Texas Instruments' (NASDAQ:TXN) stock recently tumbled after the chipmaker posted disappointing third-quarter numbers and weak guidance for the fourth quarter. Its revenue fell 11% annually to $3.77 billion, missing estimates by $50 million and marking its fourth straight quarter of declining sales.

TI's net income fell 9% to $1.43 billion as its EPS (buoyed by buybacks) fell 6% to $1.49 but beat expectations by seven cents. However, that figure included a nine-cent tax benefit that wasn't included in TI's prior guidance, so it technically missed Wall Street's expectations.

TI expects its troubles to worsen in the fourth quarter, with a 10%-17% annual drop in revenue and a 14%-28% decline in EPS -- even after including another tax benefit. Analysts had expected TI's revenue to decline just 3% and for its earnings to improve 1%.

Those headline numbers were ugly, but investors should note that TI's growth is usually cyclical and it rewards patient investors with consistent buybacks and dividends. So should investors buy some shares of TI after its post-earnings dip?

An illustration of a semiconductor on a circuit board.

Image source: Getty Images.

The key numbers

TI produces a wide range of analog, embedded, and other chips for a wide range of industries. Most of its growth in recent years came from the automotive and industrial sectors, which offset softer demand from the consumer electronics market.

But during the third quarter, TI reported that demand from all its "major customers, regions, and technologies" declined. It mainly attributed those declines to ongoing macroeconomic challenges like the slowdown in China, the U.S.-China trade war, tariffs, and Brexit.

TI's analog revenue fell 8% annually to $2.67 billion during the quarter due to weak demand for its power, signal chain, and high volume chips. The unit's operating margin also declined from 50% to 46%.

Its embedded revenue declined 19% to $724 million due to soft demand for processors and connected micro-controllers. The unit's sales fell across all sectors, but the automotive and communications equipment markets fared the worst. Its operating margin contracted from 35% to 32%.

TI's "other" revenue fell 19% to $373 million due to weak demand for its DLP (digital light processing) chipsets and custom ASICs (application-specific integrated circuits). The division's operating margin also declined from 39% to 34%.

How long will this downturn last?

During the conference call, TI investor relations VP Dave Pahl noted that semiconductor cycles usually experience "four to five quarters of year-on-year declines before returning to positive growth." That statement indicates that TI could be approaching the end of its downward cycle:

Metric

Q3 2018

Q4 2018

Q1 2019

Q2 2019

Q3 2019

Revenue

$4.26 billion

$3.72 billion

$3.59 billion

$3.67 billion

$3.77 billion

YOY growth

4%

(1%)

(5%)

(9%)

(11%)

YOY = Year-over-year. Source: TI earnings reports.

Analysts also expect TI's revenue and earnings to rise 5% and 8%, respectively, in fiscal 2020. The chipmaker didn't offer a longer-term forecast, but it expects its industrial and automotive markets to rebound as factories buy more chips for smarter machines and automakers install more chips into connected cars.

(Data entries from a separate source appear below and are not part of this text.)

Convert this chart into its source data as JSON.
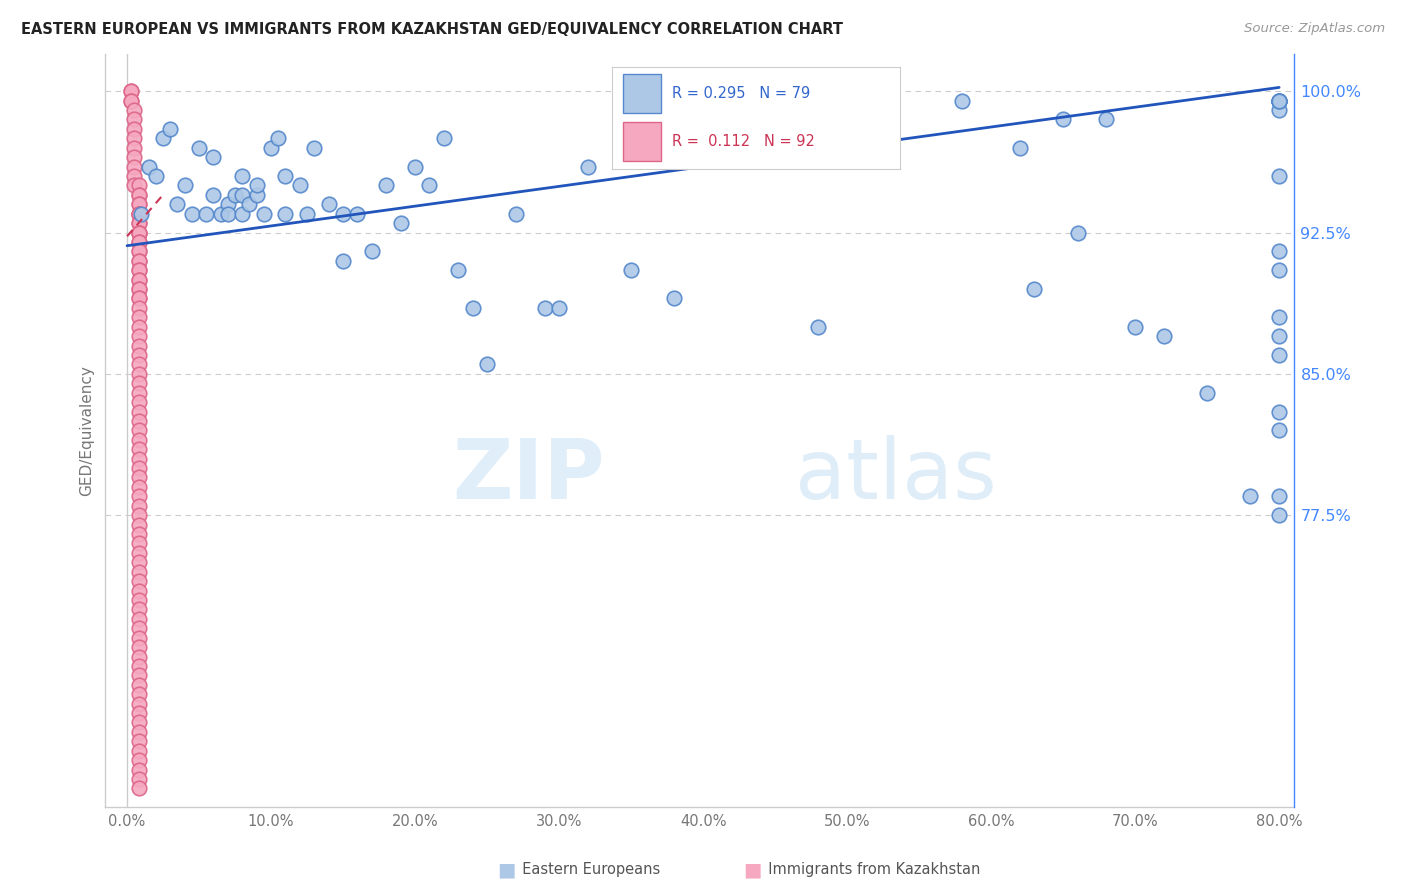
{
  "title": "EASTERN EUROPEAN VS IMMIGRANTS FROM KAZAKHSTAN GED/EQUIVALENCY CORRELATION CHART",
  "source": "Source: ZipAtlas.com",
  "ylabel": "GED/Equivalency",
  "R_blue": 0.295,
  "N_blue": 79,
  "R_pink": 0.112,
  "N_pink": 92,
  "blue_color": "#adc8e6",
  "pink_color": "#f5a8c0",
  "blue_edge": "#5588cc",
  "pink_edge": "#dd6688",
  "trend_blue": "#2255bb",
  "trend_pink": "#cc3355",
  "legend_blue": "Eastern Europeans",
  "legend_pink": "Immigrants from Kazakhstan",
  "blue_x": [
    1.0,
    1.5,
    2.0,
    2.5,
    3.0,
    3.5,
    4.0,
    4.5,
    5.0,
    5.5,
    6.0,
    6.0,
    6.5,
    7.0,
    7.0,
    7.5,
    8.0,
    8.0,
    8.0,
    8.5,
    9.0,
    9.0,
    9.5,
    10.0,
    10.5,
    11.0,
    11.0,
    12.0,
    12.5,
    13.0,
    14.0,
    15.0,
    15.0,
    16.0,
    17.0,
    18.0,
    19.0,
    20.0,
    21.0,
    22.0,
    23.0,
    24.0,
    25.0,
    27.0,
    29.0,
    30.0,
    32.0,
    35.0,
    38.0,
    40.0,
    42.0,
    48.0,
    52.0,
    58.0,
    62.0,
    63.0,
    65.0,
    66.0,
    68.0,
    70.0,
    72.0,
    75.0,
    78.0,
    80.0,
    80.0,
    80.0,
    80.0,
    80.0,
    80.0,
    80.0,
    80.0,
    80.0,
    80.0,
    80.0,
    80.0,
    80.0,
    80.0,
    80.0,
    80.0
  ],
  "blue_y": [
    93.5,
    96.0,
    95.5,
    97.5,
    98.0,
    94.0,
    95.0,
    93.5,
    97.0,
    93.5,
    94.5,
    96.5,
    93.5,
    94.0,
    93.5,
    94.5,
    95.5,
    93.5,
    94.5,
    94.0,
    94.5,
    95.0,
    93.5,
    97.0,
    97.5,
    95.5,
    93.5,
    95.0,
    93.5,
    97.0,
    94.0,
    91.0,
    93.5,
    93.5,
    91.5,
    95.0,
    93.0,
    96.0,
    95.0,
    97.5,
    90.5,
    88.5,
    85.5,
    93.5,
    88.5,
    88.5,
    96.0,
    90.5,
    89.0,
    97.0,
    98.0,
    87.5,
    99.0,
    99.5,
    97.0,
    89.5,
    98.5,
    92.5,
    98.5,
    87.5,
    87.0,
    84.0,
    78.5,
    78.5,
    77.5,
    82.0,
    90.5,
    87.0,
    86.0,
    83.0,
    88.0,
    91.5,
    95.5,
    99.5,
    99.5,
    99.5,
    99.0,
    99.5,
    99.5
  ],
  "pink_x": [
    0.3,
    0.3,
    0.3,
    0.3,
    0.5,
    0.5,
    0.5,
    0.5,
    0.5,
    0.5,
    0.5,
    0.5,
    0.5,
    0.8,
    0.8,
    0.8,
    0.8,
    0.8,
    0.8,
    0.8,
    0.8,
    0.8,
    0.8,
    0.8,
    0.8,
    0.8,
    0.8,
    0.8,
    0.8,
    0.8,
    0.8,
    0.8,
    0.8,
    0.8,
    0.8,
    0.8,
    0.8,
    0.8,
    0.8,
    0.8,
    0.8,
    0.8,
    0.8,
    0.8,
    0.8,
    0.8,
    0.8,
    0.8,
    0.8,
    0.8,
    0.8,
    0.8,
    0.8,
    0.8,
    0.8,
    0.8,
    0.8,
    0.8,
    0.8,
    0.8,
    0.8,
    0.8,
    0.8,
    0.8,
    0.8,
    0.8,
    0.8,
    0.8,
    0.8,
    0.8,
    0.8,
    0.8,
    0.8,
    0.8,
    0.8,
    0.8,
    0.8,
    0.8,
    0.8,
    0.8,
    0.8,
    0.8,
    0.8,
    0.8,
    0.8,
    0.8,
    0.8,
    0.8,
    0.8,
    0.8,
    0.8,
    0.8
  ],
  "pink_y": [
    100.0,
    100.0,
    99.5,
    99.5,
    99.0,
    98.5,
    98.0,
    97.5,
    97.0,
    96.5,
    96.0,
    95.5,
    95.0,
    95.0,
    94.5,
    94.5,
    94.0,
    94.0,
    93.5,
    93.5,
    93.5,
    93.0,
    93.0,
    92.5,
    92.5,
    92.5,
    92.0,
    92.0,
    91.5,
    91.5,
    91.0,
    91.0,
    90.5,
    90.5,
    90.0,
    90.0,
    89.5,
    89.5,
    89.0,
    89.0,
    88.5,
    88.0,
    87.5,
    87.0,
    86.5,
    86.0,
    85.5,
    85.0,
    84.5,
    84.0,
    83.5,
    83.0,
    82.5,
    82.0,
    81.5,
    81.0,
    80.5,
    80.0,
    79.5,
    79.0,
    78.5,
    78.0,
    77.5,
    77.0,
    76.5,
    76.0,
    75.5,
    75.0,
    74.5,
    74.0,
    73.5,
    73.0,
    72.5,
    72.0,
    71.5,
    71.0,
    70.5,
    70.0,
    69.5,
    69.0,
    68.5,
    68.0,
    67.5,
    67.0,
    66.5,
    66.0,
    65.5,
    65.0,
    64.5,
    64.0,
    63.5,
    63.0
  ],
  "xmin": 0.0,
  "xmax": 80.0,
  "ymin": 62.0,
  "ymax": 102.0,
  "ytick_vals": [
    77.5,
    85.0,
    92.5,
    100.0
  ],
  "ytick_labels": [
    "77.5%",
    "85.0%",
    "92.5%",
    "100.0%"
  ],
  "xtick_vals": [
    0.0,
    10.0,
    20.0,
    30.0,
    40.0,
    50.0,
    60.0,
    70.0,
    80.0
  ],
  "xtick_labels": [
    "0.0%",
    "10.0%",
    "20.0%",
    "30.0%",
    "40.0%",
    "50.0%",
    "60.0%",
    "70.0%",
    "80.0%"
  ],
  "blue_trend_x": [
    0,
    80
  ],
  "blue_trend_y": [
    91.8,
    100.2
  ],
  "pink_trend_x": [
    0,
    2.5
  ],
  "pink_trend_y": [
    92.3,
    94.5
  ]
}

TI will also continue moving more of its analog chips from the 200 mm manufacturing process to the 300 mm process, which cuts the unit's production costs by about 40%. That ongoing upgrade, along with rebounding sales next year, should stabilize that core business's margins.

Chips being fabricated on a wafer.

Image source: Getty Images.

TI also remains dedicated to its long-term promise of returning "all" of its free cash flow (FCF) to investors. That's why it spent 122% of its FCF on buybacks and dividends over the past 12 months, hiked its dividend for 15 straight years, and reduced its share count by 45% since 2004. Those moves should satisfy long-term investors as the company treads water and waits for the semiconductor market to grow again.

The valuations and verdict

Texas Instruments is arguably a safer semiconductor play than higher-end application chipmakers like Intel (NASDAQ:INTC) and Qualcomm (NASDAQ:QCOM), for four reasons: It's better diversified across multiple sectors, it has fewer direct competitors, its chipmaking process is less capital-intensive, and it isn't as exposed to antitrust probes.

However, those strengths are also convincing investors to pay a higher premium for TI, which trades at 21 times forward earnings. Intel and Qualcomm trade at 12 and 18 times forward earnings, respectively. TI's forward yield of 2.8% is also lower than Qualcomm's 3.3% yield, but higher than Intel's 2.4% yield.

I believe that TI is still a reliable semiconductor stock, even though its recent growth looks dismal and its valuation looks high relative to its earnings growth. It's likely approaching the nadir of the current semiconductor slump, and its business should rapidly recover as the market rebounds. Therefore, investors should consider nibbling on TI after its post-earnings drop, and consider adding more shares if it tumbles even more.